An obvious flaw of "Freakonomics" is how it heaps praise on one of the authors between the chapters. This ridiculous pap should have been left behind in the NY Times Magazine. Ignoring that, there's two other things that are seriously bothersome:
1.) The accusation of regular discrimination on "The Weakest Link," a game show. Yes, there is a paper referenced, but some presentation of data would have been useful in the book. I wonder why the details were omitted in this case and presented in all the other subsections of this chapter. My primary reaction to this statement was strong skepticism.
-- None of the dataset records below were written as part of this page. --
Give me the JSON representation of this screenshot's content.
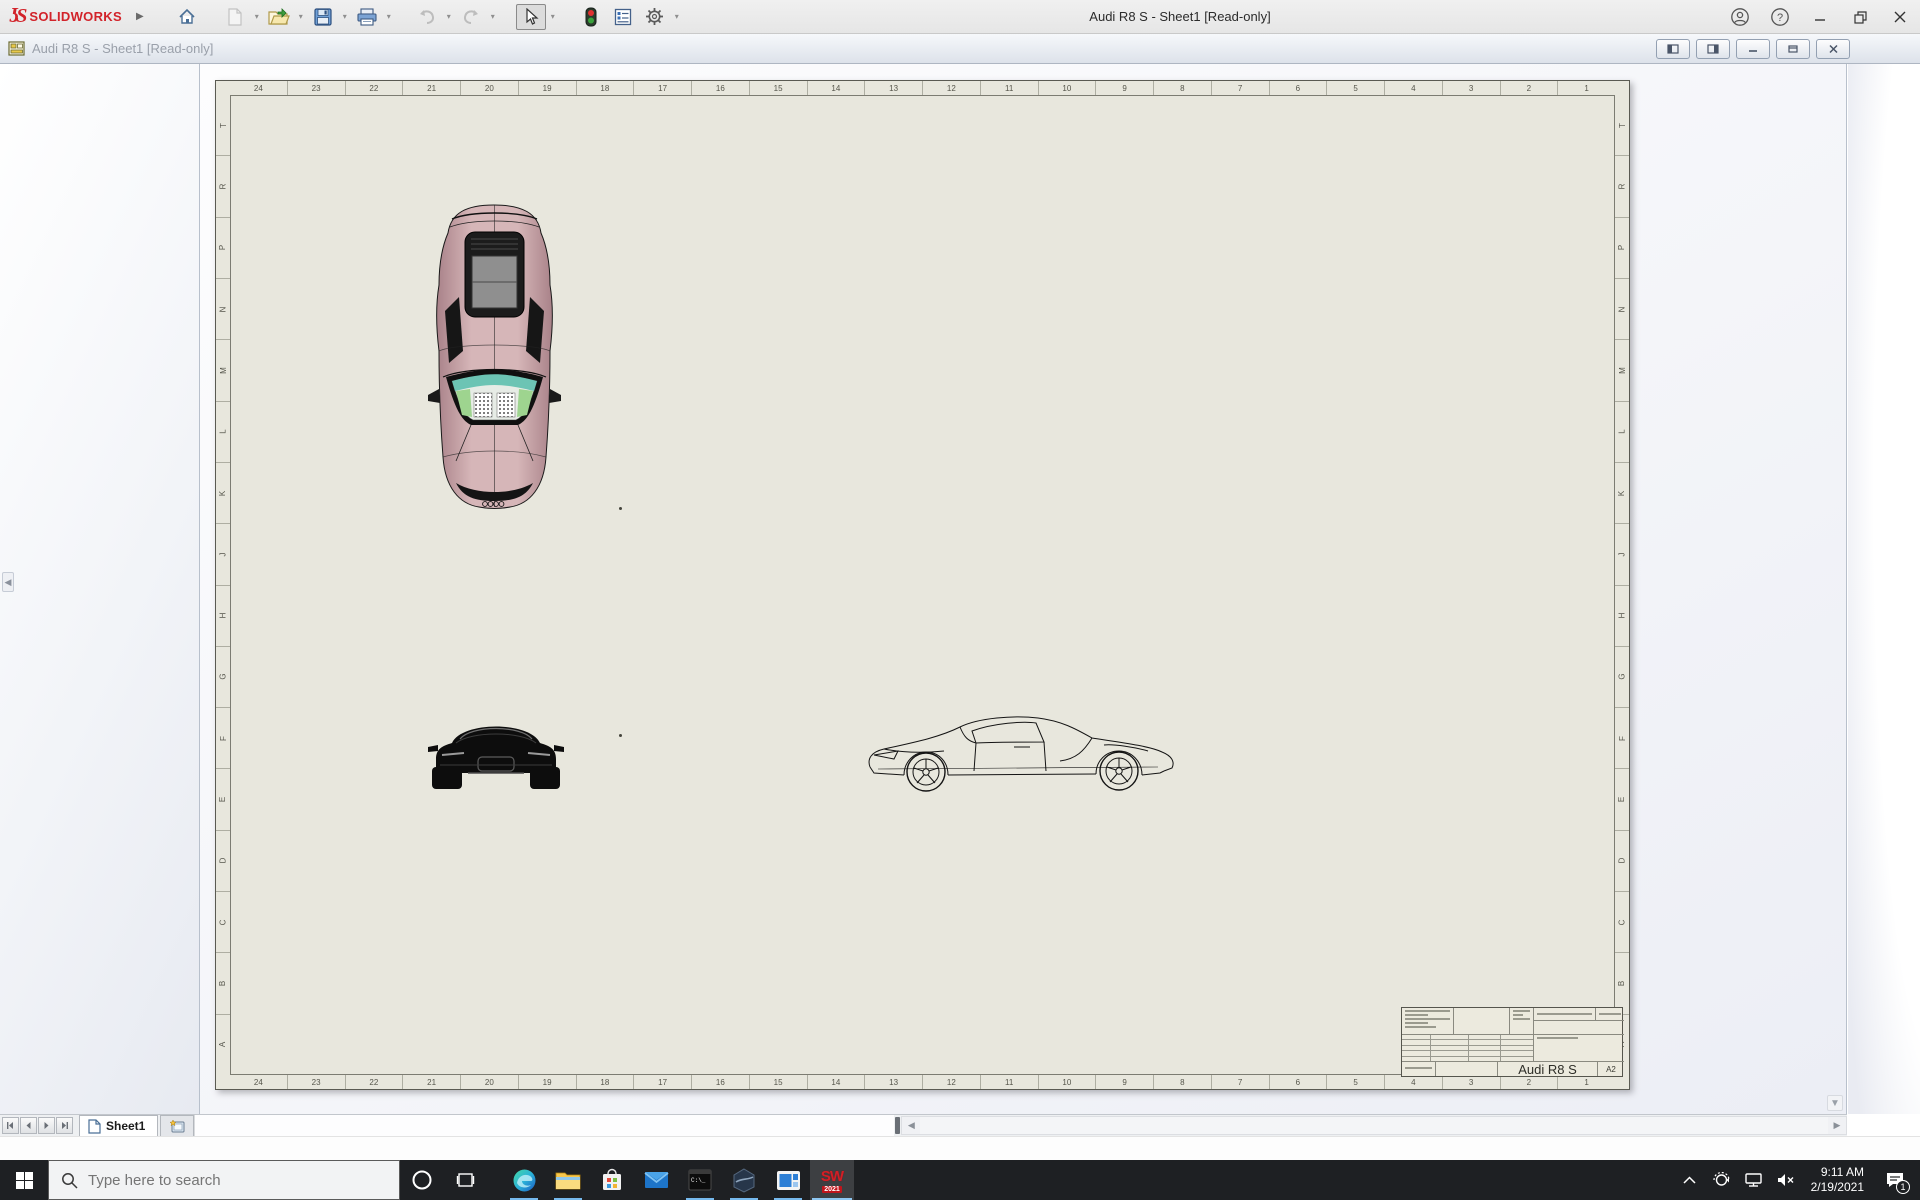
{
  "window": {
    "logo_text": "SOLIDWORKS",
    "title": "Audi R8 S - Sheet1 [Read-only]"
  },
  "document_window": {
    "title": "Audi R8 S - Sheet1 [Read-only]"
  },
  "toolbar_icons": [
    "home-icon",
    "new-document-icon",
    "open-folder-icon",
    "save-icon",
    "print-icon",
    "undo-icon",
    "redo-icon",
    "select-arrow-icon",
    "stoplight-icon",
    "properties-icon",
    "gear-icon"
  ],
  "drawing": {
    "zone_numbers": [
      "24",
      "23",
      "22",
      "21",
      "20",
      "19",
      "18",
      "17",
      "16",
      "15",
      "14",
      "13",
      "12",
      "11",
      "10",
      "9",
      "8",
      "7",
      "6",
      "5",
      "4",
      "3",
      "2",
      "1"
    ],
    "zone_letters": [
      "T",
      "R",
      "P",
      "N",
      "M",
      "L",
      "K",
      "J",
      "H",
      "G",
      "F",
      "E",
      "D",
      "C",
      "B",
      "A"
    ],
    "views": [
      "top-view",
      "front-view",
      "side-view"
    ],
    "title_block": {
      "part_name": "Audi R8 S",
      "sheet_size": "A2"
    }
  },
  "sheet_tabs": {
    "active_tab": "Sheet1"
  },
  "taskbar": {
    "search_placeholder": "Type here to search",
    "app_icons": [
      "edge",
      "file-explorer",
      "store",
      "mail",
      "terminal",
      "edrawings",
      "media-app",
      "solidworks"
    ],
    "solidworks_label": "SW",
    "solidworks_year": "2021",
    "clock_time": "9:11 AM",
    "clock_date": "2/19/2021",
    "notification_count": "1"
  },
  "colors": {
    "sheet_paper": "#e8e7dd",
    "car_body": "#cfa9ae",
    "taskbar_bg": "#1e2023",
    "running_indicator": "#76b9ed",
    "logo_red": "#d2232a"
  }
}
Apparently, one needs a subscription to "The Journal of Law & Economics" to know the sample sizes involved. More details would have been nice to see, because Levitt/Dubner go on to point the discrimination finger at other groups, using collected data to show people's actions betraying their declared intentions. What patterns do the data need to show in order to signal discrimination? In the case of "The Weakest Link," most readers will never get to find out.
2.) Exclusion of Thomas Sowell. I recognize that this is a popular science book, and not a scientific book that's popular, but the elephant in the room is clearly the complete absence of the work of Thomas Sowell. Not only is Sowell a contemporary economist who has researched and published extensively on race, culture and incentives, but for many people he has already accomplished what "Freakonomics" attempts to do: introduce people to economics by viewing current social problems in the context of incentives. Sowell's "Basic Economics" and "Advanced Economics" are both clear and non-quanitative books that exploit economic thinking in a way superior to "Freakonomics." I also recommend his "Affirmative Action Around the World" and "Cultures" series.
"Freakonomics" is a nice little read, and most people who pick it up and read it will likely enjoy it. Be sure to check out the website.